Our lab identified TAGLN3, a central nervous system member of the transgelin family, as downregulated inhuman iPSC-astrocytes from APOE ε4 carriers, a major genetic risk factor for sporadic Alzheimer’s Disease (AD), linked to a pro-inflammatory phenotype. In an unrelated study TAGLN3 levels were found elevated in the cerebrospinal fluid (CSF) of AD patients and showed significant correlation with CSF tau levels. Although TAGLN3 is relatively understudied, other transgelin isoforms have been linked to peripheral inflammation. Thus, TAGLN3 is an intriguing protein potentially involved in astrocyte–neuron communication, neuroinflammatory regulation, and Alzheimer’s pathology. We hypothesize that TAGLN3 acts as a mediator of AD-related cellular dysregulation and aim to test this by genetically modulating its expression and assessing the impact on AD-related pathology.

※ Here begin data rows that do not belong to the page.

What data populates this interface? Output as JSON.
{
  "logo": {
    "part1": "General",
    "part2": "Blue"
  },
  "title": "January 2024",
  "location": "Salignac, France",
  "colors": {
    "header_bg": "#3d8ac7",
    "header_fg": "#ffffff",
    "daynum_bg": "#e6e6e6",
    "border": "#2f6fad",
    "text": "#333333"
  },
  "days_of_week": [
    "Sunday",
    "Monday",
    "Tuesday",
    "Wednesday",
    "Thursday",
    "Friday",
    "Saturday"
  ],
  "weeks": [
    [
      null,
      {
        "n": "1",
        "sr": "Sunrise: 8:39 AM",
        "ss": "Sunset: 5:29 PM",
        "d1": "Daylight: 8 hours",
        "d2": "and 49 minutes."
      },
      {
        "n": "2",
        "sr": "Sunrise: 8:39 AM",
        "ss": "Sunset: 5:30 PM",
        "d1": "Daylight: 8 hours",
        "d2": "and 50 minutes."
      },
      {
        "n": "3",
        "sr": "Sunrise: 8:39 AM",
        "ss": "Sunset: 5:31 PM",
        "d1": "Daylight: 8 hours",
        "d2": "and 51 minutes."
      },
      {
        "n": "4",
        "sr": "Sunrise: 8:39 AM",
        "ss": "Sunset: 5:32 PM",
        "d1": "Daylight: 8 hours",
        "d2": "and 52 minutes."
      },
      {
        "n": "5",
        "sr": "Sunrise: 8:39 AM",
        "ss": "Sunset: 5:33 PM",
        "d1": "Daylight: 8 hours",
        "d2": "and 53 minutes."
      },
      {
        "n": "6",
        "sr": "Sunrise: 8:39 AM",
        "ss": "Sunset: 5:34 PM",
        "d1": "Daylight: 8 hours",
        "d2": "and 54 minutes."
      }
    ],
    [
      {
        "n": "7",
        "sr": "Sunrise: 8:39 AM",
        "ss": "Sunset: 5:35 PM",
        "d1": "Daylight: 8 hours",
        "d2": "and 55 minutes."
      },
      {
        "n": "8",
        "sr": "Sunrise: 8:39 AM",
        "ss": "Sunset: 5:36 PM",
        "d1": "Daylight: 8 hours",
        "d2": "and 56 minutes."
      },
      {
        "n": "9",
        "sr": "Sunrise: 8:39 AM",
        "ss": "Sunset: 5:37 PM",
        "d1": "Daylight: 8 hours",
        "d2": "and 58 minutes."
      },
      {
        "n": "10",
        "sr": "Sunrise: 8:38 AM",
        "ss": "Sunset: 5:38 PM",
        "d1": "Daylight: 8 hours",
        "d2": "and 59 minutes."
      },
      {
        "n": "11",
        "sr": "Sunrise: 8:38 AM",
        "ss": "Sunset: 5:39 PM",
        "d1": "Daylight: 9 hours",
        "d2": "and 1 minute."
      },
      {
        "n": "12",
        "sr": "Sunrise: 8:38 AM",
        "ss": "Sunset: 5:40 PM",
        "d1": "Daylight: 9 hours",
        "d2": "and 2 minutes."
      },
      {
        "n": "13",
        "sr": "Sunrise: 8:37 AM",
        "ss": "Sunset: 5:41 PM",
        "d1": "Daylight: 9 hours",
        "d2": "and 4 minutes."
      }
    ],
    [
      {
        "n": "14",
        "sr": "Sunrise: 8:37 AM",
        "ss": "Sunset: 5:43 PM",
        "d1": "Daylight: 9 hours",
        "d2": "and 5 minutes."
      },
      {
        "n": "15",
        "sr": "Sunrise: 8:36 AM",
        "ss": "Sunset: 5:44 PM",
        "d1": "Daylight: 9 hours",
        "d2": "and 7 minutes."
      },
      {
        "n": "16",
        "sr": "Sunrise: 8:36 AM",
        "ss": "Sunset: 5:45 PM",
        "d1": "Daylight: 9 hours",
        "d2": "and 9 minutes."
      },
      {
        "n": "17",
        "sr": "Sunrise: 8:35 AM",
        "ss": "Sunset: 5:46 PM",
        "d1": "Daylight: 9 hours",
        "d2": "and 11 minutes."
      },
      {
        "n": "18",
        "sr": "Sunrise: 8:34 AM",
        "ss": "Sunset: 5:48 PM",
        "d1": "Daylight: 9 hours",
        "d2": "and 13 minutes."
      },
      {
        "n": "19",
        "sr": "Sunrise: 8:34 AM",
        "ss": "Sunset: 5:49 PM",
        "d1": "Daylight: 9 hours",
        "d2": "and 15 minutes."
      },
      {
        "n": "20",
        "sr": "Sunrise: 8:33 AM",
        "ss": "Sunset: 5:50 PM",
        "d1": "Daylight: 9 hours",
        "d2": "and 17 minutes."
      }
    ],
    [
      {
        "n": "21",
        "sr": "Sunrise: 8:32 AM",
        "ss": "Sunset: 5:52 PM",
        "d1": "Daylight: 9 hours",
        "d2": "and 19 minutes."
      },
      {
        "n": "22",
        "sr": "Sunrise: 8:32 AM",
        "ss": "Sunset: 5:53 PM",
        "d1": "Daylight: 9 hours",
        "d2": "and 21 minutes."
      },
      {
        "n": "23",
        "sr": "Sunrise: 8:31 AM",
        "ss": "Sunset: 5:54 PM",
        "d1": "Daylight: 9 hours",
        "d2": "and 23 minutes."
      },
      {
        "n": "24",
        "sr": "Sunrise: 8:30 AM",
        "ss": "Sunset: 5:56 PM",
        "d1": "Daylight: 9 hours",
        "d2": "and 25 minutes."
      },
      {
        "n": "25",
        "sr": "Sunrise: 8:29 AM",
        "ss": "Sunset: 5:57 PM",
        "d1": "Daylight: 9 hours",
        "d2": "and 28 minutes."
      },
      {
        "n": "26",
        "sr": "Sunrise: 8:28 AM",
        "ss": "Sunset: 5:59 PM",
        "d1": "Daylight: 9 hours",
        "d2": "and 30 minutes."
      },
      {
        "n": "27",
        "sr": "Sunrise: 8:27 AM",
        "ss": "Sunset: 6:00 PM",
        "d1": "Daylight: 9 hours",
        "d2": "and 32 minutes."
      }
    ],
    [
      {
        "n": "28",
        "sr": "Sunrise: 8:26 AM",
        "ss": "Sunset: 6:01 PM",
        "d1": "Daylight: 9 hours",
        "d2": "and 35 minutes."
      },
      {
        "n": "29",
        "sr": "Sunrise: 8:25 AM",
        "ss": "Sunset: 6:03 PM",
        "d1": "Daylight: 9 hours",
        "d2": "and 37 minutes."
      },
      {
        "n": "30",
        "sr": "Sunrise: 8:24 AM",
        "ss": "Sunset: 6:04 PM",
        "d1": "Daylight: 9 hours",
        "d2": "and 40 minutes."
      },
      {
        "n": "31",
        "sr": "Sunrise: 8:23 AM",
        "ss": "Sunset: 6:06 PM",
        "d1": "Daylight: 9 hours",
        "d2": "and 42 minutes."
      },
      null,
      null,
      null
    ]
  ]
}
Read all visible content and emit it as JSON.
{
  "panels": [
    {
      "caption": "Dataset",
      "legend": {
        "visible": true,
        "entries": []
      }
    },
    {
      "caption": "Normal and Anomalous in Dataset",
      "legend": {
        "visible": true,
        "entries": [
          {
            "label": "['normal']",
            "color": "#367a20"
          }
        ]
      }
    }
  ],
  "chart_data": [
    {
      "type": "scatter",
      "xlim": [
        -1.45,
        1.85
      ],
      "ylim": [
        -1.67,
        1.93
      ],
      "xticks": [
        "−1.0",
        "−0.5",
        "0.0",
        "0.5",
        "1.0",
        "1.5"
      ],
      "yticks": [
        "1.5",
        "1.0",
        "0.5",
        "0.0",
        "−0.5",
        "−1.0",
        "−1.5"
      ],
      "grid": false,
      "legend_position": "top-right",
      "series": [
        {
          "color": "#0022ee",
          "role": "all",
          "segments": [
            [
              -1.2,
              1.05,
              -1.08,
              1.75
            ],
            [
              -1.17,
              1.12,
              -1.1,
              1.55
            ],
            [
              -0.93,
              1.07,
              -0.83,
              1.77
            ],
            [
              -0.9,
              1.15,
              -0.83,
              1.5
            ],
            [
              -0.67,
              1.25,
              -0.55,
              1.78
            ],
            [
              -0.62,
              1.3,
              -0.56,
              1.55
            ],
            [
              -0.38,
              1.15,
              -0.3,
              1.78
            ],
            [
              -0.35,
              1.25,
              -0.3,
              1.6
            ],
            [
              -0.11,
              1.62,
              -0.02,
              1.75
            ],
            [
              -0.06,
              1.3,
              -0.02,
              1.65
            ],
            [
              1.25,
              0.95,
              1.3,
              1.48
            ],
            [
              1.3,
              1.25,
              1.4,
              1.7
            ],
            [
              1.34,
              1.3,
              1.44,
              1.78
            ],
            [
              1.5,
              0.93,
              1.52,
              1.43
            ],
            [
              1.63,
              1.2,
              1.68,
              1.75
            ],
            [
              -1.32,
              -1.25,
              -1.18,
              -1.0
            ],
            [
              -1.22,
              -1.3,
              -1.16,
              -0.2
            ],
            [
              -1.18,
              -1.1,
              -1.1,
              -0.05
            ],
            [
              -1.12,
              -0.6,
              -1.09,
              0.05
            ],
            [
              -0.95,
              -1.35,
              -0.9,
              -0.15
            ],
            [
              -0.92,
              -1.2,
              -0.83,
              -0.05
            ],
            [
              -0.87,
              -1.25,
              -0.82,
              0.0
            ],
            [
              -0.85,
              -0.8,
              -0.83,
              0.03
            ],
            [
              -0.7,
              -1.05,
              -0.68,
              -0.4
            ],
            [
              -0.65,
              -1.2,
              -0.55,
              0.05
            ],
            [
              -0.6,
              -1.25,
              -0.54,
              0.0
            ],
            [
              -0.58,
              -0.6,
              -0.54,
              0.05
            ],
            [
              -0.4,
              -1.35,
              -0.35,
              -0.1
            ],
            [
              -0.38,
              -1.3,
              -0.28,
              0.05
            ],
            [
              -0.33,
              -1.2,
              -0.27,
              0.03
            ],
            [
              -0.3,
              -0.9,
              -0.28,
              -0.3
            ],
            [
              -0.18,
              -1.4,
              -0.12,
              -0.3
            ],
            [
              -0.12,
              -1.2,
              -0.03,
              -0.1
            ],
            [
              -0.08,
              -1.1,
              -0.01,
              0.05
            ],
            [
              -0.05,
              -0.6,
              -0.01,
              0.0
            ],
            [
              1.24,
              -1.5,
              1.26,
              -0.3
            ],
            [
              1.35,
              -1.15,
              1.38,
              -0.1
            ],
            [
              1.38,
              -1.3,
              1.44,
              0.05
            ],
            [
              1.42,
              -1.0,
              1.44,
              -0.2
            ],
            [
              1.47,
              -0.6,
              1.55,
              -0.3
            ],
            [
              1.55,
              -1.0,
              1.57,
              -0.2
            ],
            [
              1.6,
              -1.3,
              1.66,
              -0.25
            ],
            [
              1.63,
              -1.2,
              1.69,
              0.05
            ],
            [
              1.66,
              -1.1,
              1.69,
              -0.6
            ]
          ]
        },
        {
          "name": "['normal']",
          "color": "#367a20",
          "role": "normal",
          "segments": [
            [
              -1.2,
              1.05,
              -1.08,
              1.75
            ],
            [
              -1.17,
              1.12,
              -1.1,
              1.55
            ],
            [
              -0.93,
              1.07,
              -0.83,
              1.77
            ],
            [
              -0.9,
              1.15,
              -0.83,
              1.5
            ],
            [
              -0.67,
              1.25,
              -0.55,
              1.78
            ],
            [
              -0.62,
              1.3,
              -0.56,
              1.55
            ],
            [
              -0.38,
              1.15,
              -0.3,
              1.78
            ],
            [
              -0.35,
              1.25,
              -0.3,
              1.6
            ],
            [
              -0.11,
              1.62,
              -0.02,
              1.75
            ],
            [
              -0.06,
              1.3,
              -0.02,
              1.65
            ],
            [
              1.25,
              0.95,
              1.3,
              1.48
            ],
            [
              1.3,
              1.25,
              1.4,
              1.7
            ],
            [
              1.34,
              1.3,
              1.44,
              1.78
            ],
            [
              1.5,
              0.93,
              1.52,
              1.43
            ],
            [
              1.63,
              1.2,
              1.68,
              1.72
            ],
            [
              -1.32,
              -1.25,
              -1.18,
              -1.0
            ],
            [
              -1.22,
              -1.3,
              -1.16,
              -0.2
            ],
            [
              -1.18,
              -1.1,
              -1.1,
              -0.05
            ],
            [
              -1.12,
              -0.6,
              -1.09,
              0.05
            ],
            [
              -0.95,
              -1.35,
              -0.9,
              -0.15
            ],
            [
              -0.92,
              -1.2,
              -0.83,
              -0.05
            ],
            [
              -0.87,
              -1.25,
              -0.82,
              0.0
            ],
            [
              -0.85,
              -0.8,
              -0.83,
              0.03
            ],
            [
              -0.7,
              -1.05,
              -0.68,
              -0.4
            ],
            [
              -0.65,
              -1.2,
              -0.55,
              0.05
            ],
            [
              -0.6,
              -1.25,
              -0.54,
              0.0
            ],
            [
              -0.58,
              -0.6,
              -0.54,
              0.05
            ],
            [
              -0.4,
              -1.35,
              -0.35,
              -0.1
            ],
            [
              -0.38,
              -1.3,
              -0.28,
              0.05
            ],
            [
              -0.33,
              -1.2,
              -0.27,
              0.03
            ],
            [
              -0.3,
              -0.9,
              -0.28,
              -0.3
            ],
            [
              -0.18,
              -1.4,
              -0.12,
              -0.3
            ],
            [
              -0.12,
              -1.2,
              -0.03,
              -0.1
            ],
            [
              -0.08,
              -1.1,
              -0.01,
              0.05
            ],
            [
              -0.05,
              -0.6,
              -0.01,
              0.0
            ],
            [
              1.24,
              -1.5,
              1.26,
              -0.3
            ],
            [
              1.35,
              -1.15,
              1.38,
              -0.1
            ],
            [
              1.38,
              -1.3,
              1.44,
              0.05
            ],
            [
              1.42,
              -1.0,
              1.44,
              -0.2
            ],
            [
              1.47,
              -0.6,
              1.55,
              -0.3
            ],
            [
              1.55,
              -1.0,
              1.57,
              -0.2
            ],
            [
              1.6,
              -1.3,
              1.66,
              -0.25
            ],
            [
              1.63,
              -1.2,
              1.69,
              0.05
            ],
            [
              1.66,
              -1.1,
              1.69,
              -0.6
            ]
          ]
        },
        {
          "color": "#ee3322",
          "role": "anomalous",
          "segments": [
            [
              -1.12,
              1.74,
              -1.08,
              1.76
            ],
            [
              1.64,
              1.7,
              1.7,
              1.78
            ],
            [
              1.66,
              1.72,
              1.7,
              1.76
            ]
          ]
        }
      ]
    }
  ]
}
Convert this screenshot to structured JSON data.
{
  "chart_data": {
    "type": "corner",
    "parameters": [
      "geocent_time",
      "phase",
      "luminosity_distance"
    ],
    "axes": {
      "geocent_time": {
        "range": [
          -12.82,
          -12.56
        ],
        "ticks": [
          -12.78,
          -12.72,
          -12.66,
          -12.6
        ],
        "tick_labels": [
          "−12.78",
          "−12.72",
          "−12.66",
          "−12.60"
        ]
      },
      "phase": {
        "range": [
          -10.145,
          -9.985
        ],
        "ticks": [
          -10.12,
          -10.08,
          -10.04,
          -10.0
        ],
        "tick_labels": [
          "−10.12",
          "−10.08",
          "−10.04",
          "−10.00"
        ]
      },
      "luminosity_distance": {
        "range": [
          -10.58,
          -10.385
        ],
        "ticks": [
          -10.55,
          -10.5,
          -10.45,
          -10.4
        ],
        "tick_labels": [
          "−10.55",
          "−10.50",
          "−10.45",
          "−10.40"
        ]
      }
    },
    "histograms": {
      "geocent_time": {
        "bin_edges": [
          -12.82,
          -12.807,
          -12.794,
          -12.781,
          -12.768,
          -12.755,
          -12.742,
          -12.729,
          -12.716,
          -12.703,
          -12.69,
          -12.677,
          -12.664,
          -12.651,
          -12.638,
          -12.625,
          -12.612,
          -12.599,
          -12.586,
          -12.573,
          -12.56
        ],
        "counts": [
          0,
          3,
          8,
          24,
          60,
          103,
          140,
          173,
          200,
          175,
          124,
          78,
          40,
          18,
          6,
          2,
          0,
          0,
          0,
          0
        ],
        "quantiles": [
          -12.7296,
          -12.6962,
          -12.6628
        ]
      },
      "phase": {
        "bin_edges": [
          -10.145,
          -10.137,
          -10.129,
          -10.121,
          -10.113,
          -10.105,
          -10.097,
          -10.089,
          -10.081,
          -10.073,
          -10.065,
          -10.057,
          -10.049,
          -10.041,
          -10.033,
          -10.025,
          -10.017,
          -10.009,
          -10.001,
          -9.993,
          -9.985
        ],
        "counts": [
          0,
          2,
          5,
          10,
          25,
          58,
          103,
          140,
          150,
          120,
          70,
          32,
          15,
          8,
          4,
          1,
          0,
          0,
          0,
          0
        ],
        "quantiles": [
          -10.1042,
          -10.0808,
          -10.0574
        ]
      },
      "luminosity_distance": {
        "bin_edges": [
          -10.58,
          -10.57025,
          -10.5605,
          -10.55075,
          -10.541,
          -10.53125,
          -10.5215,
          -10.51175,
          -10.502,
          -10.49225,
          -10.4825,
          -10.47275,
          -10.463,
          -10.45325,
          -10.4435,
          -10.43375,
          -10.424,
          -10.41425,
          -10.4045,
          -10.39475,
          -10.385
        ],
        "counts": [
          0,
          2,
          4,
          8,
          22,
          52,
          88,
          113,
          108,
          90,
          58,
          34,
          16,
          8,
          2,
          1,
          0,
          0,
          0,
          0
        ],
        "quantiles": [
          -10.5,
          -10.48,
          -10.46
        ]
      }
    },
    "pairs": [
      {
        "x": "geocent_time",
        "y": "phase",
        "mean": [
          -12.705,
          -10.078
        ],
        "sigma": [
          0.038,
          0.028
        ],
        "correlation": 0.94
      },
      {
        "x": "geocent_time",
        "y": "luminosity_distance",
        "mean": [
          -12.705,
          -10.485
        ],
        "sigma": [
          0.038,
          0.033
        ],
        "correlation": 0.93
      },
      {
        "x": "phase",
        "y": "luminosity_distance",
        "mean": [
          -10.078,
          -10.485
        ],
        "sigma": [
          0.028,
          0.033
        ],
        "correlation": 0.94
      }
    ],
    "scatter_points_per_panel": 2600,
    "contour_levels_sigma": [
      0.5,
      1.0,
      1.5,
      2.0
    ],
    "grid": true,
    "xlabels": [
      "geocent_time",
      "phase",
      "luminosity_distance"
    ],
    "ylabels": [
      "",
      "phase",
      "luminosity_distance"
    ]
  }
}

We are generating genetic tools allowing for TAGLN3 modulations in hiPSC-derived astrocytes and neurons. The effects of astrocytic TAGLN3 modulations are assessed using integrated proteomic, genomic, and functional assays, focusing on astrocyte reactivity and AD-related pathologies. TAGLN3 expression and cellular distribution are further examined in hiPSC-astrocytes and neurons, and mouse models using immunostaining and hybridization. TAGLN3 knockout lines are validated; calcium imaging confirmed functional hiPSC-astrocytes; RNAscope confirmed astrocytic TAGLN3 expression in mice.
From its modulation in different models, we aim to establish TAGLN3 as a functional mediator of AD by defining its cell-type–specific role in AD-associated cellular dysfunction. By applying genetic modulation in human iPSC-derived brain cells, this study seeks to validate TAGLN3 as a relevant, druggable target influencing brain function in health and neurodegenerative disease.